The partnership is designed to give IT decision-makers the flexibility to run high-performance, efficient AI inference at scale, independent of underlying hardware.
Red Hat, a global leader in open source solutions, has announced an expanded collaboration with Amazon Web Services (AWS) to deliver enterprise-grade generative AI (gen AI) capabilities on AWS using Red Hat AI and AWS AI silicon. The partnership is designed to give IT decision-makers the flexibility to run high-performance, efficient AI inference at scale, independent of underlying hardware.
The growing demand for gen AI and scalable inference is prompting organizations to rethink their IT infrastructure. According to IDC, by 2027, 40% of organizations are expected to use custom silicon, including ARM processors or AI/ML-specific chips, to meet the increasing need for performance optimization, cost efficiency, and specialized computing. This highlights the importance of solutions that improve processing power, reduce costs, and accelerate innovation for high-performance AI applications.
The collaboration brings together Red Hat’s comprehensive AI platform capabilities with AWS cloud infrastructure and AI chipsets, including AWS Inferentia2 and AWS Trainium3. Red Hat AI Inference Server, powered by vLLM, will be optimized to run on AWS AI chips, providing a common inference layer that supports any gen AI model. This enables higher performance, lower latency, and cost-effective scaling of production AI deployments, with up to 30–40% better price performance than comparable GPU-based Amazon EC2 instances.
Red Hat has also integrated AI capabilities into Red Hat OpenShift, including the development of an AWS Neuron operator for Red Hat OpenShift, Red Hat OpenShift AI, and Red Hat OpenShift Service on AWS. These initiatives provide a seamless and supported pathway for customers to run AI workloads using AWS accelerators.

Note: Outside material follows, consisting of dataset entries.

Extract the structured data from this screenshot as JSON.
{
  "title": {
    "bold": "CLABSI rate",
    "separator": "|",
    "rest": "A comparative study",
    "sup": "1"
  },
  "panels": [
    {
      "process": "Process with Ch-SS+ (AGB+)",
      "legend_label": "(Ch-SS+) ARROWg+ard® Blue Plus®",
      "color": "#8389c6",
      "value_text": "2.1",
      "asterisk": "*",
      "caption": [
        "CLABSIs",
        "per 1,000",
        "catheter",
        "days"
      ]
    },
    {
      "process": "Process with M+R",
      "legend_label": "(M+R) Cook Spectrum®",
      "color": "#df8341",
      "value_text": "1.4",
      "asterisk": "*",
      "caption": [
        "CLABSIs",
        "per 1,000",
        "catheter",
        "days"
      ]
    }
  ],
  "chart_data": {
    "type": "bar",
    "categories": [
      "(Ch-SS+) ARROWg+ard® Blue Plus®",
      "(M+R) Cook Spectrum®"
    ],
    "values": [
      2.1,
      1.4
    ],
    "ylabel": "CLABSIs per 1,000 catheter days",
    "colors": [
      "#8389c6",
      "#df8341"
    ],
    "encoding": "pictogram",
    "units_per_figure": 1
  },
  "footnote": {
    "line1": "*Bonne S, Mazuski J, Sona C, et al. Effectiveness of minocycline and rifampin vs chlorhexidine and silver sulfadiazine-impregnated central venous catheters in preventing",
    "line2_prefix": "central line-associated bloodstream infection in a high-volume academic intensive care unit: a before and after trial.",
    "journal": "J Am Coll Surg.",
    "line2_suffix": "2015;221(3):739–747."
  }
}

Enhanced access to AWS AI chips and the release of the amazon.ai Certified Ansible Collection further simplify deployment and orchestration of AI services on AWS.
Additionally, Red Hat and AWS are collaborating to optimize an AWS AI chip plugin upstream for vLLM, with Red Hat contributing as the top commercial supporter of vLLM. The vLLM platform underpins llm-d, an open source project enabling AI inference at scale, now commercially supported through Red Hat OpenShift AI 3.
This collaboration builds on Red Hat’s long-standing partnership with AWS, addressing the evolving needs of organizations integrating AI into hybrid cloud strategies. It provides an optimized and efficient pathway for enterprises to achieve high-performance gen AI outcomes across cloud and on-premises environments.